BP measurement and classification Despite the critical importance of measuring BP, it is one of the most inaccurately performed procedures in clinical medicine.15 Frequent observer (re-)training and review of equipment, patient positioning, and cuff size selection is recommended. Use of home BP monitors can complement office-based readings, record diurnal variations, reduce the number of office visits, and facilitate treatment adjustments.16
Classification of BP level is usually based on the average of two or more seated BP readings taken at each of two office visits (Table 1). JNC 7 classifies an SBP of 120 to 139 mm Hg and/or a DBP of 80 to 89 mm Hg as prehypertension;6 however, the European guidelines divide this into two categories: normal (SBP, 120-129 mm Hg; DBP, 80-84 mm Hg) and high normal (SBP, 130-139 mm Hg; DBP 85-89 mm Hg).10 Optimal BP for all adults is less than 120/80 mm Hg. Goal BP for people with heart disease, CKD, diabetes, or multiple CVD risk factors is less than 130/80 mm Hg. Current recommendations suggest a target BP of less than 140/90 mm Hg for persons with uncomplicated hypertension and the elderly.6
Particular hypertensive conditions are categorized to guide treatment and help with patient education (Table 2). In the United States, 37% of the population has prehypertension.4
In persons younger than 50 years, elevated DBP is a strong predictor of CVD and should be treated. However, DBP tends to decrease with age, primarily as a result of large artery stiffness, and the burden of disease lies mainly on an elevated SBP. Vigorous treatment of systolic hypertension concomitantly lowers DBP; therefore, SBP generally remains the main target for treatment.5 If pulse pressure is wide (DBP decreases to less than 60 mm Hg), clinicians should carefully assess the patient for signs or symptoms of cerebral or myocardial hypoperfusion.

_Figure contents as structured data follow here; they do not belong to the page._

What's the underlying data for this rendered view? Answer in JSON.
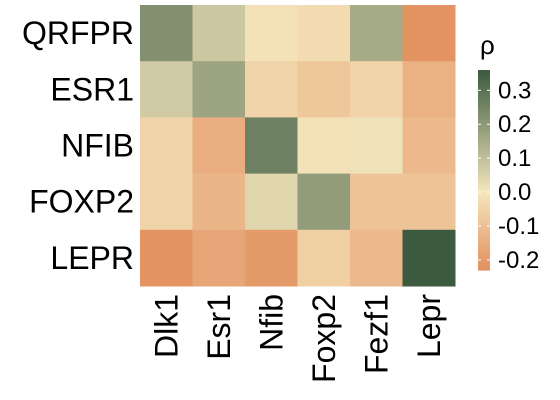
{
  "chart_data": {
    "type": "heatmap",
    "rows": [
      "QRFPR",
      "ESR1",
      "NFIB",
      "FOXP2",
      "LEPR"
    ],
    "columns": [
      "Dlk1",
      "Esr1",
      "Nfib",
      "Foxp2",
      "Fezf1",
      "Lepr"
    ],
    "values": [
      [
        0.22,
        0.08,
        -0.01,
        -0.03,
        0.15,
        -0.22
      ],
      [
        0.07,
        0.17,
        -0.05,
        -0.08,
        -0.05,
        -0.14
      ],
      [
        -0.05,
        -0.15,
        0.26,
        -0.01,
        0.01,
        -0.12
      ],
      [
        -0.05,
        -0.13,
        0.04,
        0.19,
        -0.09,
        -0.09
      ],
      [
        -0.22,
        -0.17,
        -0.2,
        -0.06,
        -0.12,
        0.37
      ]
    ],
    "colorbar": {
      "title": "ρ",
      "ticks": [
        "0.3",
        "0.2",
        "0.1",
        "0.0",
        "-0.1",
        "-0.2"
      ],
      "tick_values": [
        0.3,
        0.2,
        0.1,
        0.0,
        -0.1,
        -0.2
      ],
      "range": [
        -0.23,
        0.36
      ]
    },
    "colors": {
      "low": "#e38f5e",
      "mid": "#f4e6bc",
      "high": "#3b5a3f"
    }
  }
}
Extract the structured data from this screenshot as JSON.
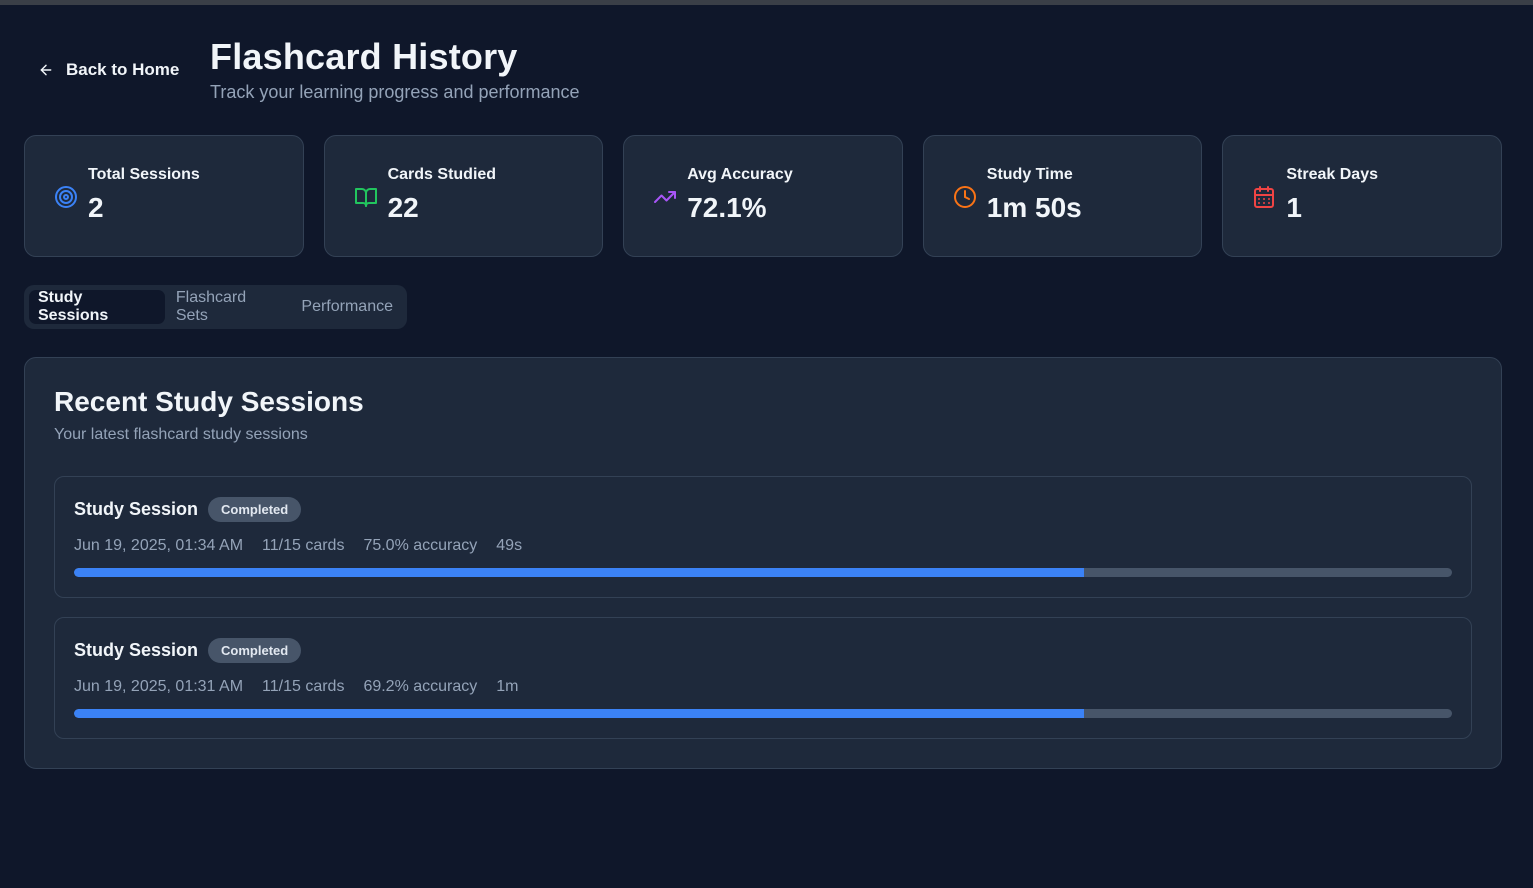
{
  "header": {
    "back_label": "Back to Home",
    "title": "Flashcard History",
    "subtitle": "Track your learning progress and performance"
  },
  "stats": [
    {
      "label": "Total Sessions",
      "value": "2",
      "icon": "target-icon",
      "color": "#3b82f6"
    },
    {
      "label": "Cards Studied",
      "value": "22",
      "icon": "book-open-icon",
      "color": "#22c55e"
    },
    {
      "label": "Avg Accuracy",
      "value": "72.1%",
      "icon": "trending-up-icon",
      "color": "#a855f7"
    },
    {
      "label": "Study Time",
      "value": "1m 50s",
      "icon": "clock-icon",
      "color": "#f97316"
    },
    {
      "label": "Streak Days",
      "value": "1",
      "icon": "calendar-icon",
      "color": "#ef4444"
    }
  ],
  "tabs": [
    {
      "label": "Study Sessions",
      "active": true
    },
    {
      "label": "Flashcard Sets",
      "active": false
    },
    {
      "label": "Performance",
      "active": false
    }
  ],
  "panel": {
    "title": "Recent Study Sessions",
    "subtitle": "Your latest flashcard study sessions"
  },
  "sessions": [
    {
      "title": "Study Session",
      "status": "Completed",
      "date": "Jun 19, 2025, 01:34 AM",
      "cards": "11/15 cards",
      "accuracy": "75.0% accuracy",
      "duration": "49s",
      "progress": 0.733
    },
    {
      "title": "Study Session",
      "status": "Completed",
      "date": "Jun 19, 2025, 01:31 AM",
      "cards": "11/15 cards",
      "accuracy": "69.2% accuracy",
      "duration": "1m",
      "progress": 0.733
    }
  ]
}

Assessment of CVD risk Targeting those at risk for CVD enables effective prevention. Prediction tools based on risk factors, such as BP, age, sex, family and personal history, comorbidities (such as diabetes, dyslipidemia, and obesity), activity levels, and smoking history, can estimate 10-year CVD risk in apparently healthy people and are easily accessed on the Internet. A commonly used tool is the Framingham Risk Model/Adult Treatment Panel III.17 Judicious use of prediction tools is suggested, however, as some people may be falsely reassured and delay taking steps to reduce risk factors.